I’ll grant that another post about Hurricane Katrina and aftermath and yet more harping on the particularly shocking degree of incompetence demonstrated by Federal response then, and since, represents just so much ineffectual hand-wringing.
Guilty as charged. But I’m gonna.
Federal officials vastly overestimated the value of hurricane relief supplies given away earlier this year, the Federal Emergency Management Agency reported Monday. The General Services Administration, which manages federal property, over-counted cases of toilet paper, plastic sporks and other cutlery, by mistakenly counting a single item as being worth as much as multiple items contained in a package of goods.

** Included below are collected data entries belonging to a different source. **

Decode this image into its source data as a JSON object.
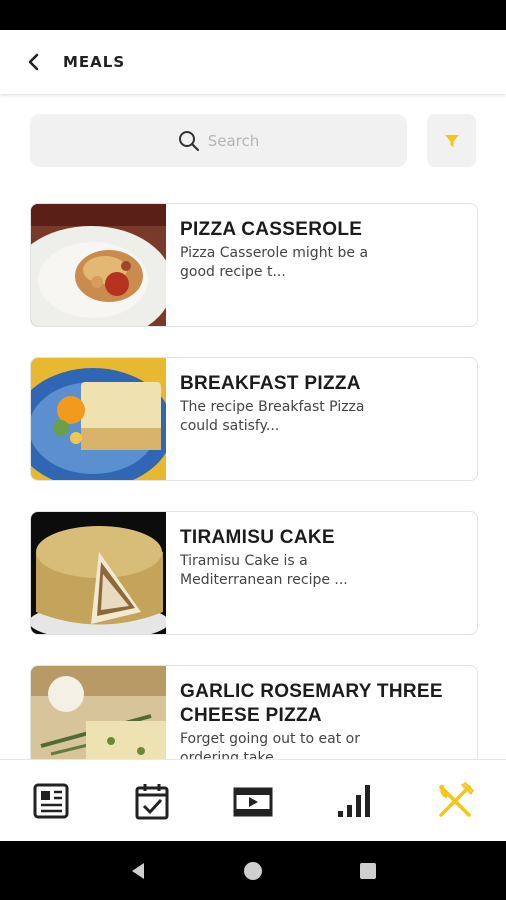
{
  "header": {
    "title": "MEALS"
  },
  "search": {
    "placeholder": "Search"
  },
  "meals": [
    {
      "title": "PIZZA CASSEROLE",
      "desc_line1": "Pizza Casserole might be a",
      "desc_line2": "good recipe t..."
    },
    {
      "title": "BREAKFAST PIZZA",
      "desc_line1": "The recipe Breakfast Pizza",
      "desc_line2": "could satisfy..."
    },
    {
      "title": "TIRAMISU CAKE",
      "desc_line1": "Tiramisu Cake is a",
      "desc_line2": "Mediterranean recipe ..."
    },
    {
      "title_line1": "GARLIC ROSEMARY THREE",
      "title_line2": "CHEESE PIZZA",
      "desc_line1": "Forget going out to eat or",
      "desc_line2": "ordering take..."
    }
  ],
  "bottom_nav": [
    {
      "icon": "news-icon",
      "active": false
    },
    {
      "icon": "calendar-check-icon",
      "active": false
    },
    {
      "icon": "video-icon",
      "active": false
    },
    {
      "icon": "bar-chart-icon",
      "active": false
    },
    {
      "icon": "fork-knife-icon",
      "active": true
    }
  ],
  "colors": {
    "accent": "#F5C518",
    "icon_dark": "#222222"
  }
}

The original GSA estimate of $85 million should have been $18.5 million, according to figures released by GSA and FEMA. The household goods were supposed to go to people whose homes were destroyed by hurricanes Katrina and Rita in 2005. But the items were stored in warehouses in Louisiana, and then Fort Worth, Texas. A recent CNN investigative story exposed that those materials never made it to storm victims.
. . .
For example, each spork was assigned the value of an entire case, inflating the original estimated value of the supplies a thousandfold to $36 million from $36,000. Packs of toilet paper originally estimated to be worth $1.5 million dropped to about $18,000, and plastic cutlery kits, from $6.3 million to about $25,000.
Really, I’m at a loss. Just sitting here, shaking my head glumly.